Member of parliament, Lok Sabha
- In office 1967-1971
- Preceded by: Sachindra Chaudhuri
- Succeeded by: Jagadish Bhattachaya
- Constituency: Ghatal, West Bengal

Member, West Bengal Legislative Assembly
- In office 1957-1962
- Preceded by: Kshitish Chandra Ghose
- Succeeded by: Debsaran Ghosh
- Constituency: Beldanga constituency

Personal details
- Born: 15 March 1917 Jalpaiguri, Bengal Presidency, British India
- Died: 14 October 1985 (aged 68) Calcutta, West Bengal, India
- Party: Indian National Congress
- Spouse: Nalini Ranjan Ghosh
- Children: 1 son

= Parimal Ghosh =

Indian politician and diplomat

Parimal Ghosh (15 March 1917 – 14 October 1985) was an Indian politician and diplomat.
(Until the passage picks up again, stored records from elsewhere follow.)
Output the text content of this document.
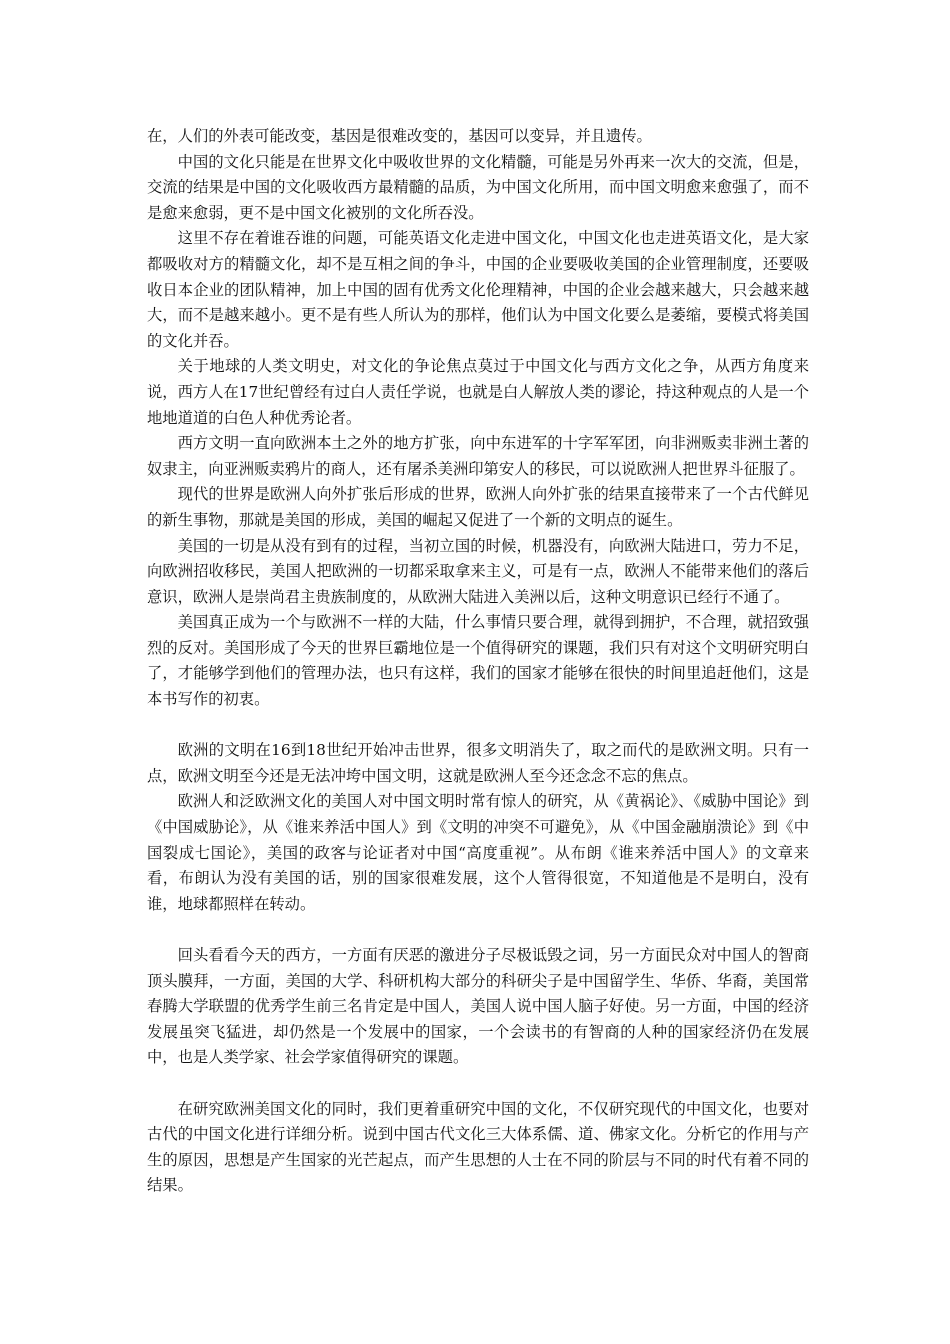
在，人们的外表可能改变，基因是很难改变的，基因可以变异，并且遗传。

中国的文化只能是在世界文化中吸收世界的文化精髓，可能是另外再来一次大的交流，但是，交流的结果是中国的文化吸收西方最精髓的品质，为中国文化所用，而中国文明愈来愈强了，而不是愈来愈弱，更不是中国文化被别的文化所吞没。

这里不存在着谁吞谁的问题，可能英语文化走进中国文化，中国文化也走进英语文化，是大家都吸收对方的精髓文化，却不是互相之间的争斗，中国的企业要吸收美国的企业管理制度，还要吸收日本企业的团队精神，加上中国的固有优秀文化伦理精神，中国的企业会越来越大，只会越来越大，而不是越来越小。更不是有些人所认为的那样，他们认为中国文化要么是萎缩，要模式将美国的文化并吞。

关于地球的人类文明史，对文化的争论焦点莫过于中国文化与西方文化之争，从西方角度来说，西方人在17世纪曾经有过白人责任学说，也就是白人解放人类的谬论，持这种观点的人是一个地地道道的白色人种优秀论者。

西方文明一直向欧洲本土之外的地方扩张，向中东进军的十字军军团，向非洲贩卖非洲土著的奴隶主，向亚洲贩卖鸦片的商人，还有屠杀美洲印第安人的移民，可以说欧洲人把世界斗征服了。

现代的世界是欧洲人向外扩张后形成的世界，欧洲人向外扩张的结果直接带来了一个古代鲜见的新生事物，那就是美国的形成，美国的崛起又促进了一个新的文明点的诞生。

美国的一切是从没有到有的过程，当初立国的时候，机器没有，向欧洲大陆进口，劳力不足，向欧洲招收移民，美国人把欧洲的一切都采取拿来主义，可是有一点，欧洲人不能带来他们的落后意识，欧洲人是崇尚君主贵族制度的，从欧洲大陆进入美洲以后，这种文明意识已经行不通了。

美国真正成为一个与欧洲不一样的大陆，什么事情只要合理，就得到拥护，不合理，就招致强烈的反对。美国形成了今天的世界巨霸地位是一个值得研究的课题，我们只有对这个文明研究明白了，才能够学到他们的管理办法，也只有这样，我们的国家才能够在很快的时间里追赶他们，这是本书写作的初衷。

欧洲的文明在16到18世纪开始冲击世界，很多文明消失了，取之而代的是欧洲文明。只有一点，欧洲文明至今还是无法冲垮中国文明，这就是欧洲人至今还念念不忘的焦点。

欧洲人和泛欧洲文化的美国人对中国文明时常有惊人的研究，从《黄祸论》、《威胁中国论》到《中国威胁论》，从《谁来养活中国人》到《文明的冲突不可避免》，从《中国金融崩溃论》到《中国裂成七国论》，美国的政客与论证者对中国“高度重视”。从布朗《谁来养活中国人》的文章来看，布朗认为没有美国的话，别的国家很难发展，这个人管得很宽，不知道他是不是明白，没有谁，地球都照样在转动。

回头看看今天的西方，一方面有厌恶的激进分子尽极诋毁之词，另一方面民众对中国人的智商顶头膜拜，一方面，美国的大学、科研机构大部分的科研尖子是中国留学生、华侨、华裔，美国常春腾大学联盟的优秀学生前三名肯定是中国人，美国人说中国人脑子好使。另一方面，中国的经济发展虽突飞猛进，却仍然是一个发展中的国家，一个会读书的有智商的人种的国家经济仍在发展中，也是人类学家、社会学家值得研究的课题。

在研究欧洲美国文化的同时，我们更着重研究中国的文化，不仅研究现代的中国文化，也要对古代的中国文化进行详细分析。说到中国古代文化三大体系儒、道、佛家文化。分析它的作用与产生的原因，思想是产生国家的光芒起点，而产生思想的人士在不同的阶层与不同的时代有着不同的结果。
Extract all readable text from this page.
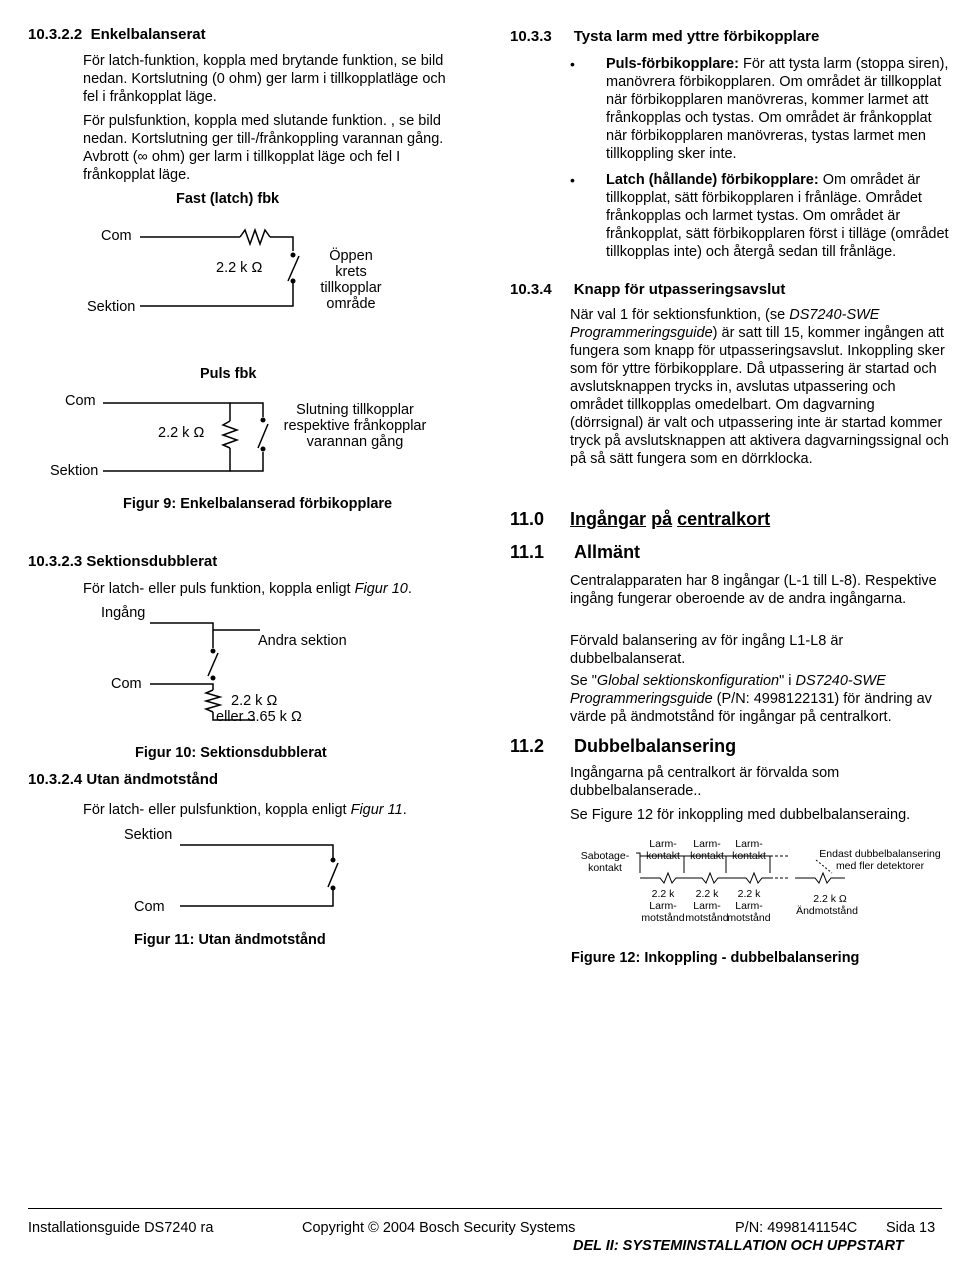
10.3.2.2 Enkelbalanserat
För latch-funktion, koppla med brytande funktion, se bild nedan. Kortslutning (0 ohm) ger larm i tillkopplatläge och fel i frånkopplat läge.
För pulsfunktion, koppla med slutande funktion. , se bild nedan. Kortslutning ger till-/frånkoppling varannan gång. Avbrott (∞ ohm) ger larm i tillkopplat läge och fel I frånkopplat läge.
Fast (latch) fbk
Com
Sektion
2.2 k Ω
Öppen krets tillkopplar område
Puls fbk
Com
Sektion
2.2 k Ω
Slutning tillkopplar respektive frånkopplar varannan gång
Figur 9: Enkelbalanserad förbikopplare
10.3.2.3 Sektionsdubblerat
För latch- eller puls funktion, koppla enligt Figur 10.
Ingång
Andra sektion
Com
2.2 k Ω
eller 3.65 k Ω
Figur 10: Sektionsdubblerat
10.3.2.4 Utan ändmotstånd
För latch- eller pulsfunktion, koppla enligt Figur 11.
Sektion
Com
Figur 11: Utan ändmotstånd
10.3.3 Tysta larm med yttre förbikopplare
• Puls-förbikopplare: För att tysta larm (stoppa siren), manövrera förbikopplaren. Om området är tillkopplat när förbikopplaren manövreras, kommer larmet att frånkopplas och tystas. Om området är frånkopplat när förbikopplaren manövreras, tystas larmet men tillkoppling sker inte.
• Latch (hållande) förbikopplare: Om området är tillkopplat, sätt förbikopplaren i frånläge. Området frånkopplas och larmet tystas. Om området är frånkopplat, sätt förbikopplaren först i tilläge (området tillkopplas inte) och återgå sedan till frånläge.
10.3.4 Knapp för utpasseringsavslut
När val 1 för sektionsfunktion, (se DS7240-SWE Programmeringsguide) är satt till 15, kommer ingången att fungera som knapp för utpasseringsavslut. Inkoppling sker som för yttre förbikopplare. Då utpassering är startad och avslutsknappen trycks in, avslutas utpassering och området tillkopplas omedelbart. Om dagvarning (dörrsignal) är valt och utpassering inte är startad kommer tryck på avslutsknappen att aktivera dagvarningssignal och på så sätt fungera som en dörrklocka.
11.0 Ingångar på centralkort
11.1 Allmänt
Centralapparaten har 8 ingångar (L-1 till L-8). Respektive ingång fungerar oberoende av de andra ingångarna.
Förvald balansering av för ingång L1-L8 är dubbelbalanserat.
Se "Global sektionskonfiguration" i DS7240-SWE Programmeringsguide (P/N: 4998122131) för ändring av värde på ändmotstånd för ingångar på centralkort.
11.2 Dubbelbalansering
Ingångarna på centralkort är förvalda som dubbelbalanserade..
Se Figure 12 för inkoppling med dubbelbalanseraing.
Sabotage-kontakt
Larm-kontakt
Larm-kontakt
Larm-kontakt	Endast dubbelbalansering med fler detektorer
2.2 k	2.2 k	2.2 k	2.2 k Ω
Larm-motstånd
Larm-motstånd
Larm-motstånd
Ändmotstånd
Figure 12: Inkoppling - dubbelbalansering
Installationsguide DS7240 ra	Copyright © 2004 Bosch Security Systems	P/N: 4998141154C Sida 13
DEL II: SYSTEMINSTALLATION OCH UPPSTART
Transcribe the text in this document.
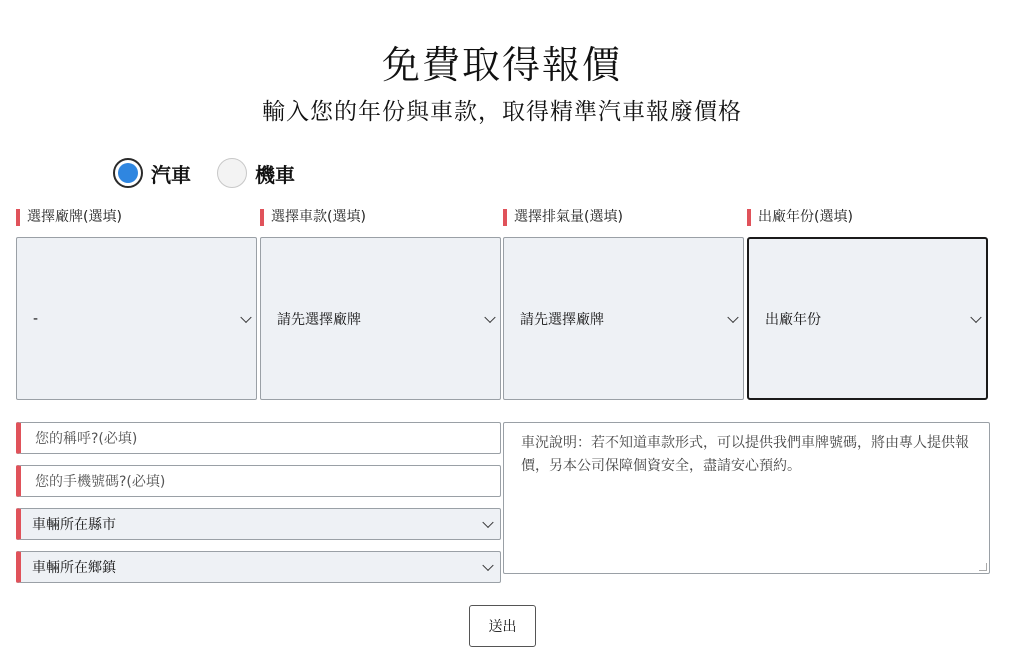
免費取得報價
輸入您的年份與車款，取得精準汽車報廢價格
汽車	機車
選擇廠牌(選填)	選擇車款(選填)	選擇排氣量(選填)	出廠年份(選填)
-	請先選擇廠牌	請先選擇廠牌	出廠年份
您的稱呼?(必填)
您的手機號碼?(必填)
車輛所在縣市
車輛所在鄉鎮
車況說明：若不知道車款形式，可以提供我們車牌號碼，將由專人提供報價，另本公司保障個資安全，盡請安心預約。
送出
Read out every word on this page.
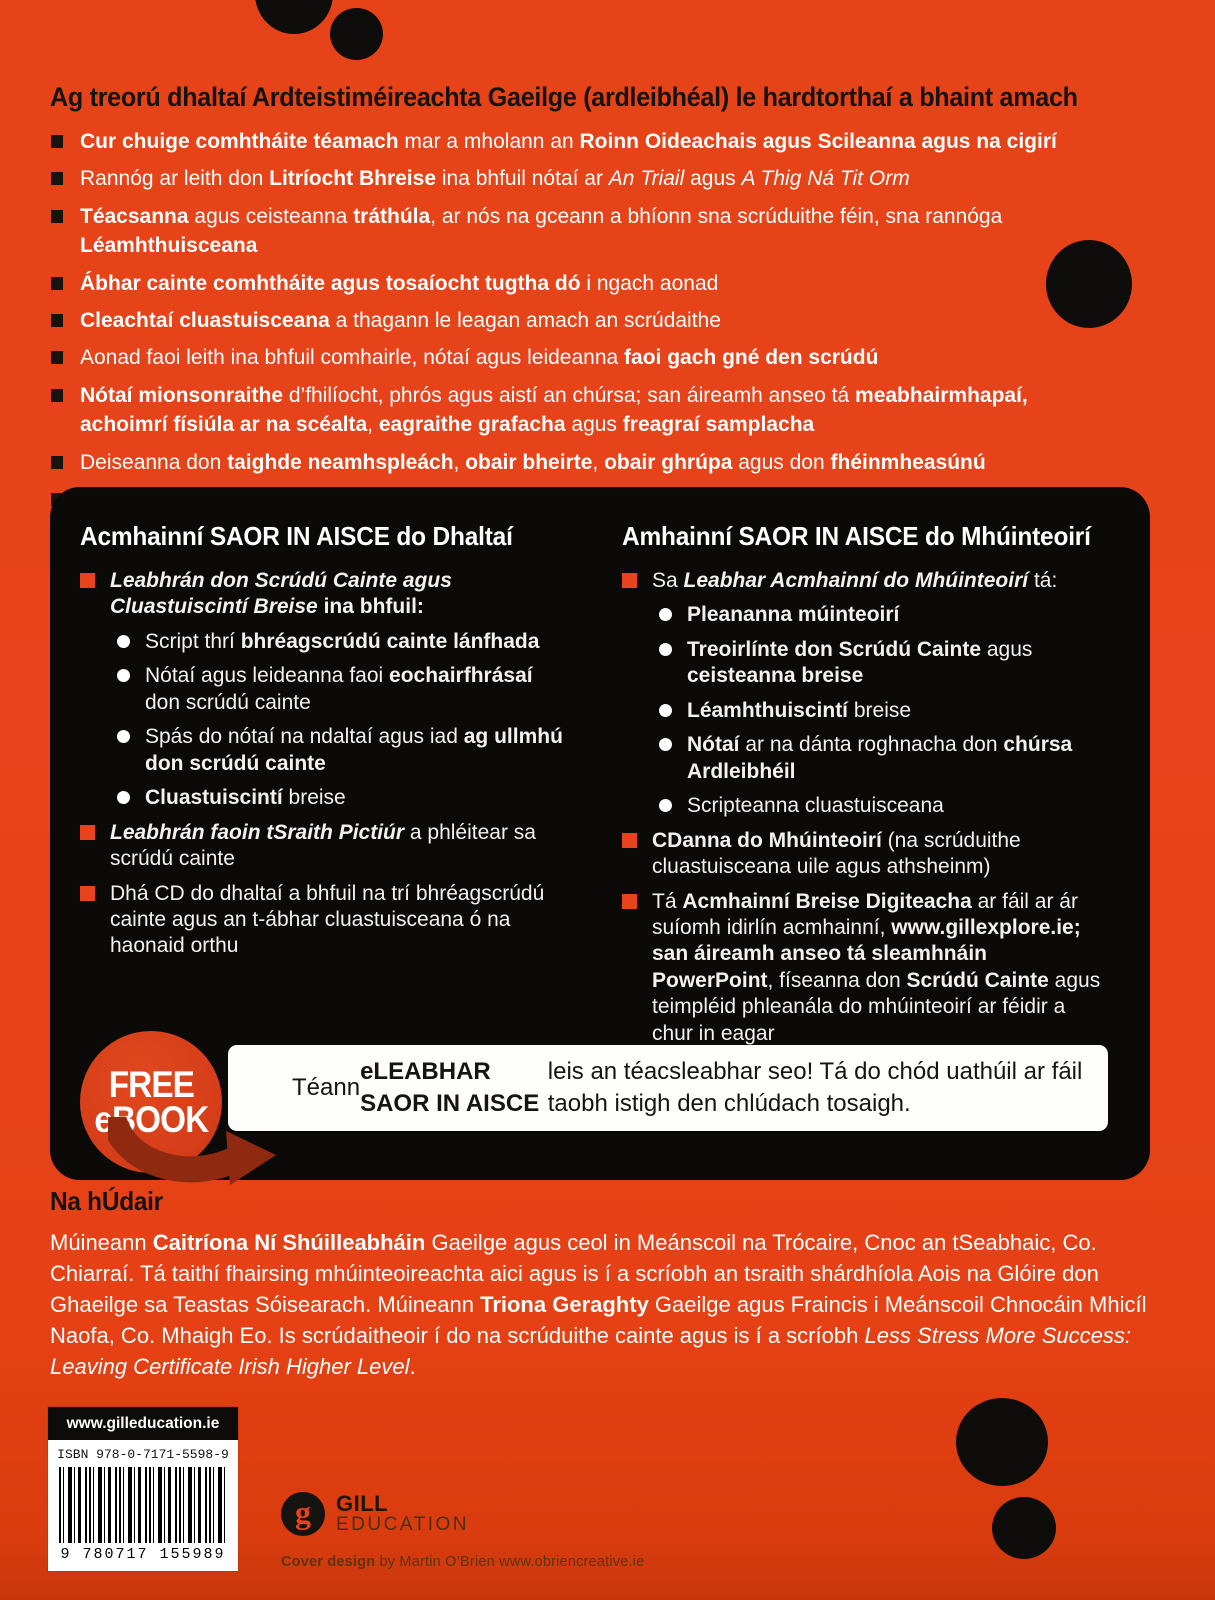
Ag treorú dhaltaí Ardteistiméireachta Gaeilge (ardleibhéal) le hardtorthaí a bhaint amach
Cur chuige comhtháite téamach mar a mholann an Roinn Oideachais agus Scileanna agus na cigirí
Rannóg ar leith don Litríocht Bhreise ina bhfuil nótaí ar An Triail agus A Thig Ná Tit Orm
Téacsanna agus ceisteanna tráthúla, ar nós na gceann a bhíonn sna scrúduithe féin, sna rannóga
Léamhthuisceana
Ábhar cainte comhtháite agus tosaíocht tugtha dó i ngach aonad
Cleachtaí cluastuisceana a thagann le leagan amach an scrúdaithe
Aonad faoi leith ina bhfuil comhairle, nótaí agus leideanna faoi gach gné den scrúdú
Nótaí mionsonraithe d’fhilíocht, phrós agus aistí an chúrsa; san áireamh anseo tá meabhairmhapaí,
achoimrí físiúla ar na scéalta, eagraithe grafacha agus freagraí samplacha
Deiseanna don taighde neamhspleách, obair bheirte, obair ghrúpa agus don fhéinmheasúnú
Acmhainní SAOR IN AISCE do Dhaltaí
Leabhrán don Scrúdú Cainte agus Cluastuiscintí Breise ina bhfuil:
Script thrí bhréagscrúdú cainte lánfhada
Nótaí agus leideanna faoi eochairfhrásaí don scrúdú cainte
Spás do nótaí na ndaltaí agus iad ag ullmhú don scrúdú cainte
Cluastuiscintí breise
Leabhrán faoin tSraith Pictiúr a phléitear sa scrúdú cainte
Dhá CD do dhaltaí a bhfuil na trí bhréagscrúdú cainte agus an t-ábhar cluastuisceana ó na haonaid orthu
Amhainní SAOR IN AISCE do Mhúinteoirí
Sa Leabhar Acmhainní do Mhúinteoirí tá:
Pleananna múinteoirí
Treoirlínte don Scrúdú Cainte agus ceisteanna breise
Léamhthuiscintí breise
Nótaí ar na dánta roghnacha don chúrsa Ardleibhéil
Scripteanna cluastuisceana
CDanna do Mhúinteoirí (na scrúduithe cluastuisceana uile agus athsheinm)
Tá Acmhainní Breise Digiteacha ar fáil ar ár suíomh idirlín acmhainní, www.gillexplore.ie; san áireamh anseo tá sleamhnáin PowerPoint, físeanna don Scrúdú Cainte agus teimpléid phleanála do mhúinteoirí ar féidir a chur in eagar
FREE
eBOOK
Téann
eLEABHAR SAOR IN AISCE
leis an téacsleabhar seo! Tá do chód uathúil ar fáil taobh istigh den chlúdach tosaigh.
Na hÚdair
Múineann Caitríona Ní Shúilleabháin Gaeilge agus ceol in Meánscoil na Trócaire, Cnoc an tSeabhaic, Co. Chiarraí. Tá taithí fhairsing mhúinteoireachta aici agus is í a scríobh an tsraith shárdhíola Aois na Glóire don Ghaeilge sa Teastas Sóisearach. Múineann Triona Geraghty Gaeilge agus Fraincis i Meánscoil Chnocáin Mhicíl Naofa, Co. Mhaigh Eo. Is scrúdaitheoir í do na scrúduithe cainte agus is í a scríobh Less Stress More Success: Leaving Certificate Irish Higher Level.
www.gilleducation.ie
ISBN 978-0-7171-5598-9
9 780717 155989
g	GILL
EDUCATION
Cover design by Martin O’Brien www.obriencreative.ie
He was elected to the Lok Sabha, lower house of the Parliament of India from Ghatal in 1967. He was the Minister of State for Railways under Indira Gandhi from 1967 to 1969. He was elected to the West Bengal legislative assembly from Beldanga constituency in 1957 . He served as Ambassador to Turkey from 1981 to 1984.